5- "Abdestsiz Kur'an tutulabilir ve okunabilir. (3773- Buhari/ 3890- Müslim, Ebu Davud, Tirmizi, Nesai/ Hadis no: 3862- İbrahim Canan çevirisi cilt 11 sayfa 120. Hadis no: 3890 cilt 3 Hadis no: 3890) Bir hadis tenkidi: Hazreti Aişe (R.a.) anlattığına göre bir Yahudi kadın, yanına girdi. Kabir azabından bahsederek: "Seni kabir azabından Allah korusun!" dedi. Hz. Aişe de Rasulüllah (s.a.s) yanına girince, Yahudi kadının söylediklerini anlattı ve kabir azabından sordu. Aleyhissalatü vesselam, "Evet kabir azabı Haktır. Onlar kabir de azap çekerler, onların azabını hayvanlar işitir" buyurdu. Hz Aişe der ki, "Bundan sonra Peygamberin namaz kılıp ta, namazında kabir azabında Allah'a sığınmadığını hiç görmedim." (Buhari, cenaiz 89, Müslim Mesacid 123, Nesai cenaiz 115)

Eğer bu söz gerçekten Allah'ın Resulüne aitse;

1- Eğer Yahudi kadın söylemeseydi, Nebi (as) bu çok önemli bilgiyi bilmiyor muydu?

2- Biliyordu ise gizliyor muydu?

3- Bu haberden önce kabir azabından Allah'a sığınmıyor muydu?

4- Bizim işitmemiz ve sakınmamız gereken sesi hayvanlar mı işitiyor?

5- Sığınması gereken bir tehdidi, Yahudi bir kadından öğrenen bir elçiye kim nasıl güvenir?

6- Ümmet böyle önemli bir konuyu; vahiyle değil de, Yahudi kadından mı öğrenecekti. Hz. Âdem’in kabul etmeyeceği hadis: Ya Rabbi! Muhammedin hakkı için benim günahımı bağışlamanı istiyorum. Allah'ü Teâlâ dedi ki: Ey Âdem!
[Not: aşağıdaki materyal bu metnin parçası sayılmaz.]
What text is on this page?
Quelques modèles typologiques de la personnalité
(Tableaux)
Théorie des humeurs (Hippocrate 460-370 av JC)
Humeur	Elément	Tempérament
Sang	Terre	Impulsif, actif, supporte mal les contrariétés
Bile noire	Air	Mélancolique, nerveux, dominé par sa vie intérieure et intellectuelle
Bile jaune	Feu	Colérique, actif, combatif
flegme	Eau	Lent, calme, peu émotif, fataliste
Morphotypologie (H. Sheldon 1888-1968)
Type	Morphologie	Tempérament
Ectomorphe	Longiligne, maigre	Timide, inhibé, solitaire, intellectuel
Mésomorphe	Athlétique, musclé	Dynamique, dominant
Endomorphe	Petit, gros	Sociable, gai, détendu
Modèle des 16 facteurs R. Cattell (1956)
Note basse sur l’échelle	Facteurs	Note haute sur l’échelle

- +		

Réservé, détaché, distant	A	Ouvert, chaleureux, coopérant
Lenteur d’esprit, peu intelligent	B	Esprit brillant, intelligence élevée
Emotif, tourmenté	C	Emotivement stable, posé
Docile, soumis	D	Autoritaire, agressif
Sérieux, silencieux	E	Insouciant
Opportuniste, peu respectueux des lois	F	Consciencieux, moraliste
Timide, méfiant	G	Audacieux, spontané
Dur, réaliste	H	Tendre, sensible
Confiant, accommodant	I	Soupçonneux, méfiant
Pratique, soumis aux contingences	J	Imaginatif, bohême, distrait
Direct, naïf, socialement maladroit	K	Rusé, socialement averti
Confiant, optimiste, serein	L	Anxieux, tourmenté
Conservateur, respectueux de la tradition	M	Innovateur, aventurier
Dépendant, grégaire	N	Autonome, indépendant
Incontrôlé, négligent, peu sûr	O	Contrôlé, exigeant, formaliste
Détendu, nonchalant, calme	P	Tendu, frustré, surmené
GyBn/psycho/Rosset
Sen Muhammedi nereden biliyorsun? Ben onu daha yaratmadım. Âdem: Ey Rabbim, sen beni yarattığında ve ruhundan bana üflediğinde başımı kaldırdım ve cennetin kapıları üzerinde "Lailahe illellah-Muhammedün Resulüllah yazılı olduğunu gördüm. (Hâkim müstedrek 2/615 Hz. Ömer (r.a.) den merfu olarak, İbn Asakir (2/323). El Beyhaki Delailünnübüvve (5/488) Peki, gerçekten Hz. Âdem böyle söyleyerek mi tövbe etti? “Âdem Rabbinden bazı kelimeler öğrenip belledi de O'na yöneldi. O'da onun tövbesini kabul etti.
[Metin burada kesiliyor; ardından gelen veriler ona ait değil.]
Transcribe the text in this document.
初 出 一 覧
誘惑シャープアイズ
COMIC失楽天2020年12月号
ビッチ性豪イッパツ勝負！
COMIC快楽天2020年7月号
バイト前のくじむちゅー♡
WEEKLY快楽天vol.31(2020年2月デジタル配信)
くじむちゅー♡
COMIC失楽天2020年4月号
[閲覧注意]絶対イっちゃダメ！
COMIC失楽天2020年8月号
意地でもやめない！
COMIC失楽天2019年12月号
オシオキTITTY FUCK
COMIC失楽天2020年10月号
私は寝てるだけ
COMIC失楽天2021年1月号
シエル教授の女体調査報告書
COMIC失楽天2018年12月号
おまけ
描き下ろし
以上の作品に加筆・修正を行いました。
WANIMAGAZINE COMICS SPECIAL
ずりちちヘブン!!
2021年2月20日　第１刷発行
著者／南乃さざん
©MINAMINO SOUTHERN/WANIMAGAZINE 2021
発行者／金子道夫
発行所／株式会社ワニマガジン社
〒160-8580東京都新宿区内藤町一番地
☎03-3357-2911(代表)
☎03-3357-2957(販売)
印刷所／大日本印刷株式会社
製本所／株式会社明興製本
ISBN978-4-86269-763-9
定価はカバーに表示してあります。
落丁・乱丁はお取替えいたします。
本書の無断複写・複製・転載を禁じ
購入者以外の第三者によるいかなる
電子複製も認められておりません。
Gerçekten de O, evet O, Tevvaptır, tövbeleri kabul eder. Rahim'dir, rahmetini cömertçe yayar." (Bakara Suresi 37) Allah'ın ona öğrettiği kelimeler yukarıda ki rivayette değil aşağıdaki ayetteki gibidir. (Şeytan) onları hile ile aldattı. Ağacın meyvesini tattıklarında ayıp yerleri kendilerine göründü. Ve cennet yapraklarından üzerlerini örtmeye başladılar.

Rableri onlara: "Ben size o ağacı yasaklamadım mı ve Şeytan size apaçık bir düşmandır demedim mi? Diye nida etti. (Âdem ile eşi) dediler ki: "Ey Rabbimiz! Biz kendimize zulmettik. Eğer bizi bağışlamaz ve bize acımazsan mutlaka ziyan edenlerden oluruz." (Araf Suresi 22-23) Hadis rivayetinden anladıklarımız:

1- Hazreti Âdem hayatta olsaydı bu rivayeti reddederdi.

2- Bu rivayet şeyhlerini vesile etmek isteyenlerin uydurmasıdır.

3-Dinin kaynağı Kur'an'dır, Dini rivayetlere teslim ederseniz olacağı budur.

4- Kaynağını Kur'an'dan almayan hiçbir görüşün itibar edilir bir tarafı yoktur.

5- Her önümüze konanı hadis diye kabul edemeyiz, Ebu Hanife'nin dediği gibi diyoruz: "Kur'an'a aykırı hiçbir söz hadis olamaz."

Not: Bu yazılar günümüz Hocalarının yazılarından istifade edilerek yazılmıştır.